Fund Management

FT.com: Equity Investors Show Willing to Come to the "Dark Side"

Gillian Tett Financial Times 9 February 2007

FT.com: Equity Investors Show Willing to Come to the

Occasionally we journalists are given a present on a plate. The emergence of dark liquidity pools is one such moment. Until recently, the...

Occasionally we journalists are given a present on a plate. The emergence of dark liquidity pools is one such moment.

Until recently, the topic of trading equities away from an exchange - say, on a private bank network - seemed rather technical and dull. But then some bright spark devised the tag "dark liquidity pools" to describe this activity.

So now, we can bin headlines about the future of "electronic communication networks"; instead the hot topic is: "will dark liquidity pools engulf the London Stock Exchange?" Trading technology has never seemed so cool - or akin to an episode of Star Wars.

Perhaps this is just as well. For what is emerging in these alternative share-trading venues does deserve much wider attention from investors, especially, but not exclusively, in Europe.

Next week, ITG, an American company, will open a platform in London that allows investors to continuously match equity orders of any size without needing to trade on an exchange. The key draw of this, ITG says, is that investors who like to stay in the shadows - such as hedge funds - can trade cheaper, and without disturbing the share price. Thus far, this news has not left the LSE quaking; after all ITG is not a household name. But the system purports to be Europe's first fully-fledged "crossing network", and it is a fair bet it will soon have rivals.

The introduction of MiFid later this year will make it much easier for investors to trade shares away from a stock exchange. Indeed, European investors, particularly in London, are already starting to trade using investment banks' internal books. And seven investment banks are now threatening to launch a trading network to rival the LSE, known by the cheery tag of "Project Turquoise".

So what does this mean for the established exchanges?

Right now, the LSE insists it can rebuff this new threat. And in some respects, it may be right. After all, whenever investment banks have launched rival trading networks before in Europe, these have essentially failed.

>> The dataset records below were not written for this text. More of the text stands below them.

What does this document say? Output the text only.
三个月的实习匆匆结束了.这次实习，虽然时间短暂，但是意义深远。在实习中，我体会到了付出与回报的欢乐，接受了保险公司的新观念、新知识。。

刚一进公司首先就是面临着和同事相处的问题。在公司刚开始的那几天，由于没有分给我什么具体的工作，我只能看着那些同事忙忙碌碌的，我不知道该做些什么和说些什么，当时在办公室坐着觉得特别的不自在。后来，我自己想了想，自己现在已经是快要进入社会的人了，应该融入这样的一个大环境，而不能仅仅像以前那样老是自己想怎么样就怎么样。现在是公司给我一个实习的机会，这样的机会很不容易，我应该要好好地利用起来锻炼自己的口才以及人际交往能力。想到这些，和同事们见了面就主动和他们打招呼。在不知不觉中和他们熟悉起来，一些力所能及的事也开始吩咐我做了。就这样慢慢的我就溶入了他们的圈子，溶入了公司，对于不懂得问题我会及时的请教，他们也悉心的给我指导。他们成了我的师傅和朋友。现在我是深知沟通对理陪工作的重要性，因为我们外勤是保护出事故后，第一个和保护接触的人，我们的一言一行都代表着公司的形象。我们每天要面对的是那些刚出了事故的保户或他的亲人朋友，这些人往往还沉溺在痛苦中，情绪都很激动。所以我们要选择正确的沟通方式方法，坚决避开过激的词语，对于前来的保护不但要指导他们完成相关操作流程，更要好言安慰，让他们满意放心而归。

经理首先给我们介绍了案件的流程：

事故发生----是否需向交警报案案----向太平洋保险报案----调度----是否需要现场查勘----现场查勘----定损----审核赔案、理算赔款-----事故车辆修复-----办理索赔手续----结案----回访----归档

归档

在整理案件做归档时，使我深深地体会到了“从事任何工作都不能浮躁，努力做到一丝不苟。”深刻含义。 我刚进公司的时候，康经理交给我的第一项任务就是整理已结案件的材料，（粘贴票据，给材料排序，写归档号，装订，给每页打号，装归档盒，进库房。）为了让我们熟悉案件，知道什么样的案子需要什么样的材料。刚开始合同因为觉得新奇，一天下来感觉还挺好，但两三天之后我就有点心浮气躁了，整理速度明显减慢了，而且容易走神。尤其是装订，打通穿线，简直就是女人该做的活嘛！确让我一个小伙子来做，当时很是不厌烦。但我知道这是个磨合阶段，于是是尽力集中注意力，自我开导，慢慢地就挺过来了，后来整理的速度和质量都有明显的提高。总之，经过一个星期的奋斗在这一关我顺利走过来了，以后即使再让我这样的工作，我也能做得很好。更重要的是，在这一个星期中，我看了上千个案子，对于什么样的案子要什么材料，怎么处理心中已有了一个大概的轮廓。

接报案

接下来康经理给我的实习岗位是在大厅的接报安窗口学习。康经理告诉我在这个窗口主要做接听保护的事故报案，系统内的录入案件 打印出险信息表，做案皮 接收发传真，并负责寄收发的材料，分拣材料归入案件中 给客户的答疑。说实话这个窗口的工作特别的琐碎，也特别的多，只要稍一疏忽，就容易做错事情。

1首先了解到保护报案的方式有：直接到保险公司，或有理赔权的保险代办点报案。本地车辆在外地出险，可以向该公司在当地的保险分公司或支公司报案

Plus, it still remains unclear whether platforms such as Project Turquoise will outgun the LSE in terms of technology.

Nevertheless, this time round, the regulatory climate is very different and the fact that the US has already seen an explosion of dark liquidity pools since it changed its regulations a couple of years ago, is giving greater momentum to the move away from exchanges.

Just look at the fascinating BATs saga, described on the page opposite. Or note that TABB consultancy recently estimated that 10 per cent of US equity trading is already in dark liquidity pools - and will swell further, TABB says.

Moreover, what could provide a particularly pernicious challenge to platforms such as the LSE is an ongoing change in investor mentality. As NET2S, another consultancy, points out, the spectre of dark liquidity currently comes in three forms: alternative trading networks; order matching on an investment bank's book, and direct buyside-to-buyside deals.

Right now, the first two activities grab most attention. But NET2S suspects the third category could be most important. For, increasingly, it is seeing deals where a hedge fund will place a small part of a share sale on an exchange (say 5 per cent), give some to investment banks to trade on their private networks - and then handle the rest (as much as 80 per cent), in private deals.
This, in a sense, is the darkest of the dark liquidity - and NET2S thinks it will explode. As a result, it guesses that in five years' time, around half of all equity trading will occur within dark liquidity pools; equity markets, in other words, are heading towards a major wave of fragmentation.

No doubt the LSE would vehemently reject this projection as mere advertising from consultants who want to earn advice fees. However, correct or not, there are two points to ponder. First, a shift in investor activity of this magnitude - or even part of that - certainly does not seem to be priced into the LSE's current share price (as Nasdaq keeps pointing out, seemingly in vain.)
Second, if buyside-to-buyside activity does swell, it is not just exchanges who could suffer; investment banks may feel the effects as well.

Dark liquidity, in other words, is now unleashing a fascinating fight which could redefine boundaries in the financial world, in Europe - and elsewhere. Moreover, this multi-dimensional battle is likely to have numerous instalments.